The Flight of the Sell-Side Analyst

Small-cap and mid-cap companies -- and some large companies, too -- are suffering through a drought of sell-side analyst coverage. The dearth is moving some executives to think about bypassing analysts altogether.

Investor Direct

Still, even with all the help analysts can provide to public-company finance chiefs, it’s possible to do more with less. That’s what executives at FuelCell Energy found when analysts started beating a path away from the company.

Since 2001, 11 of 18 analysts have walked away from the company’s stock, leaving the company with a respectable, if dwindling, analyst base of 7. While Eschbach agrees that losing coverage can stifle a company’s access to the capital markets, he thinks that quality can trump quantity. The remaining analysts are “very diligent” about arranging investor introductions, he adds.

Nevertheless, the company launched an investor-outreach program on its own to make up for lost coverage. In late 2002, management called in Rivel Research to help ferret out potential investors. The Westport, Connecticut-based researcher identified 24 or so funds that had a keen interest in financing alternative-fuel technology. Eschbach says that the outreach campaign yielded at least one new investor.

Since the drop in coverage, which the investor-relations director attributes to Wall Street’s disenchantment with the alternative-energy market, FuelCell Energy also has boosted its in-house peer-analysis efforts. For his part, Eschbach concentrates on identifying new investors, while the company’s CEO and finance chief focus on holding on to existing shareholders.

Investor-relations consultant Ausnit views the drop in coverage as a chance to convince his clients — which include Pitney Bowes, Electronic Data Systems Corp., and MacroMedia Inc. — that it’s possible to bypass analysts and go straight to investors. One good way to grab an investor’s attention is to assign the CFO to lead capital-raising efforts, he says. In that way, the finance chief can cultivate strong, direct relationships with institutional investors.

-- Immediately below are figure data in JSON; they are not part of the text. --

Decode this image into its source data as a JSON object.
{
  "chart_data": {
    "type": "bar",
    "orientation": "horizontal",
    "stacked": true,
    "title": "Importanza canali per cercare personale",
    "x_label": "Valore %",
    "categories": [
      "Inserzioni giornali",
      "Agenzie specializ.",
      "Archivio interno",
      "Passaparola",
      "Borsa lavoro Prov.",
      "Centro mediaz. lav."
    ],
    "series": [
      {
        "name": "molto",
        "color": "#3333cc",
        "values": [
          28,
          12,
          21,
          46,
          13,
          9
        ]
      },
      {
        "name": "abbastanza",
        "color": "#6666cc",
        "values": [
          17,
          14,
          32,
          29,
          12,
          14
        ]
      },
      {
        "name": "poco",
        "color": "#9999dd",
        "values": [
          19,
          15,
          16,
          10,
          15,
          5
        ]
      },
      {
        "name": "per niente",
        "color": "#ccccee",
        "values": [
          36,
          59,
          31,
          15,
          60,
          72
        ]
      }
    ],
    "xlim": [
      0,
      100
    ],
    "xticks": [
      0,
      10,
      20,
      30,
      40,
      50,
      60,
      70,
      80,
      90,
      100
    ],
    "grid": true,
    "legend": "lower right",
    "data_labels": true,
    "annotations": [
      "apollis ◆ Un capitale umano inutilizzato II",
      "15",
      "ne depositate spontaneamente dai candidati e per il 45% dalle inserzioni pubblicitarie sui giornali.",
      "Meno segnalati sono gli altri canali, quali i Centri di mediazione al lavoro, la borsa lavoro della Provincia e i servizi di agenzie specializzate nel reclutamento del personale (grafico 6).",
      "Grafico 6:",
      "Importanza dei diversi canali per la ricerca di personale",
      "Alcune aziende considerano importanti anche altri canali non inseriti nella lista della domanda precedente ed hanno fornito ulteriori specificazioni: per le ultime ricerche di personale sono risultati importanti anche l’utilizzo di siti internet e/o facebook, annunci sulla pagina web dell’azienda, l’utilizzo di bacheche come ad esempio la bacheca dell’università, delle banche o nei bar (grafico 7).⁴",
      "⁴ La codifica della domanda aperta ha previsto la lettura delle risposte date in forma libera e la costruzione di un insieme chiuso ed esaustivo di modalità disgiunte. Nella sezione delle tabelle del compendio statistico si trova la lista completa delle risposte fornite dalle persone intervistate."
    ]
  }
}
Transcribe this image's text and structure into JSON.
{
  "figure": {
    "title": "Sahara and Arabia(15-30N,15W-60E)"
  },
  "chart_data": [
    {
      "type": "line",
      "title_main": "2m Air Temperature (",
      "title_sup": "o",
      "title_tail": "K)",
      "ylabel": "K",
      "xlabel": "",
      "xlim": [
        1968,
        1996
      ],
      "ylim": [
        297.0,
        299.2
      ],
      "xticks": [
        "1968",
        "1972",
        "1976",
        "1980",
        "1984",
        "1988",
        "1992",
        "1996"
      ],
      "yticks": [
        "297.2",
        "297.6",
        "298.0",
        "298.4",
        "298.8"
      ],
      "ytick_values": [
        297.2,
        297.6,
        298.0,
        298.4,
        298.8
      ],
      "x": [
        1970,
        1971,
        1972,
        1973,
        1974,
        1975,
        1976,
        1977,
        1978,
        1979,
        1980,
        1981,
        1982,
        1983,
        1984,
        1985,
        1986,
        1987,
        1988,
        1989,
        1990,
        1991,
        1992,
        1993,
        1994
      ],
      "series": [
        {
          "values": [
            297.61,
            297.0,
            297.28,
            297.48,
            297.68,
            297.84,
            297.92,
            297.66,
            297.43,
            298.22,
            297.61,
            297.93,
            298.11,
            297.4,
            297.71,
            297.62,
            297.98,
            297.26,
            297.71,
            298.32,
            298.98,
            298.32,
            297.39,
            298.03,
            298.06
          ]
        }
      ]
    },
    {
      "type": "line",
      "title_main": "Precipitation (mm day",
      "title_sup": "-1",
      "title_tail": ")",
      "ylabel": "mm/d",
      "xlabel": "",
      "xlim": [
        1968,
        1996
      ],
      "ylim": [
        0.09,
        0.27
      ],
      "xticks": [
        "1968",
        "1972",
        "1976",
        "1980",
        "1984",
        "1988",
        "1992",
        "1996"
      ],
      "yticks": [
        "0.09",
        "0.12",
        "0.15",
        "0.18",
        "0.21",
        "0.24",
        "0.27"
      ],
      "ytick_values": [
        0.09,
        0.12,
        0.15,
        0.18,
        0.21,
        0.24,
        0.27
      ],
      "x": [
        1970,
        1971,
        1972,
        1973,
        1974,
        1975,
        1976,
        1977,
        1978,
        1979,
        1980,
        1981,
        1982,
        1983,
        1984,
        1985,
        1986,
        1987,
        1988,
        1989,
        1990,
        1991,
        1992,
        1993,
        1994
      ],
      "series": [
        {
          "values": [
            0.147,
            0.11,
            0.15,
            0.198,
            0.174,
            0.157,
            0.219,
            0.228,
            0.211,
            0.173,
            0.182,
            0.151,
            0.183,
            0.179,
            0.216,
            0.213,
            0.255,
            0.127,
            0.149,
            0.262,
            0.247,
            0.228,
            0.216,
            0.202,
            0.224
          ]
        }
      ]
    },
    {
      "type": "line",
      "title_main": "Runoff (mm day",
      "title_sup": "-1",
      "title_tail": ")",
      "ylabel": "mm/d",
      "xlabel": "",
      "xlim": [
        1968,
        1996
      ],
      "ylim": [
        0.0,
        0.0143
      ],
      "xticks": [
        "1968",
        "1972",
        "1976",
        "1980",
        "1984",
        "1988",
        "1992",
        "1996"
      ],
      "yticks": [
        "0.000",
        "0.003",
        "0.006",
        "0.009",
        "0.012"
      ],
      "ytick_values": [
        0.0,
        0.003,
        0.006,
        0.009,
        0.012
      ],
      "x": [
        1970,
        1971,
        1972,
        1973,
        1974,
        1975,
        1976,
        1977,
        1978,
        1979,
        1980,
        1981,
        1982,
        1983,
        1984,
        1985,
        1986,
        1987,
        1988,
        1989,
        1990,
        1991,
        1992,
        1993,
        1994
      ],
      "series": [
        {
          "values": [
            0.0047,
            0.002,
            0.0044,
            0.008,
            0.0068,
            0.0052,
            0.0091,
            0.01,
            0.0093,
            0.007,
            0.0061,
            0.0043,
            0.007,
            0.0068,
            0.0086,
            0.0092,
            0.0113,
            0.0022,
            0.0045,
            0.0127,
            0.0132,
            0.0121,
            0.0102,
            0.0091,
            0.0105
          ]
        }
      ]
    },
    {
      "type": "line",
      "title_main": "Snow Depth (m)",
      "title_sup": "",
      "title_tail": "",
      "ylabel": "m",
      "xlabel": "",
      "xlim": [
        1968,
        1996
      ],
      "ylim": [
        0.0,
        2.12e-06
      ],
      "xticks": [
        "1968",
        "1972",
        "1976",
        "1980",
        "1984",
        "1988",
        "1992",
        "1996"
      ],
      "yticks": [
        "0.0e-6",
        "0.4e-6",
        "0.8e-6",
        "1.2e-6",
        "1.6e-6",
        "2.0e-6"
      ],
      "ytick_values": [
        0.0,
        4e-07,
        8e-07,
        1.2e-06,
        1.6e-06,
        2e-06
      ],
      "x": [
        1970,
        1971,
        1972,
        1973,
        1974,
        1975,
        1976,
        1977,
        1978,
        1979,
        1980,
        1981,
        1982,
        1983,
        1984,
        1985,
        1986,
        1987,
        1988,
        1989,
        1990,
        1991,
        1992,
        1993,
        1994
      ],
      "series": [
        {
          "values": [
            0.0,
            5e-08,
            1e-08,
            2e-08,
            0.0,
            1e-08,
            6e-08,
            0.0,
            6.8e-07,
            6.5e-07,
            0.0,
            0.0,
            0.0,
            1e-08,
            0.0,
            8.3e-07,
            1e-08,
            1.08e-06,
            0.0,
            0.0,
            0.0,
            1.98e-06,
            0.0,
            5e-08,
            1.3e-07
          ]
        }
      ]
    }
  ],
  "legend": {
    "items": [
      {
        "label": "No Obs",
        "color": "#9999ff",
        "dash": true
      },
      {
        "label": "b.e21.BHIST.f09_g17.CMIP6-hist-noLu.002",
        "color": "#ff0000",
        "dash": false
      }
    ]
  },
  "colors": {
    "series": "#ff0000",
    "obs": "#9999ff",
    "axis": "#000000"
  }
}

Not everyone agrees that going direct via the CFO is such a hot idea, however. Most top finance executives don’t have the requisite investment-banking background to raise capital in the public markets, contends B.J. Rone, a former finance chief of the semiconductor unit at Texas Instruments Inc.

Instead, Rone, now a principal with interim-CFO firm Tatum Partners, would rather see finance chiefs attend to strategic operations and corporate finance — and leave the capital-raising to Wall Street experts. “Very few CFOs are qualified to raise capital,” he says.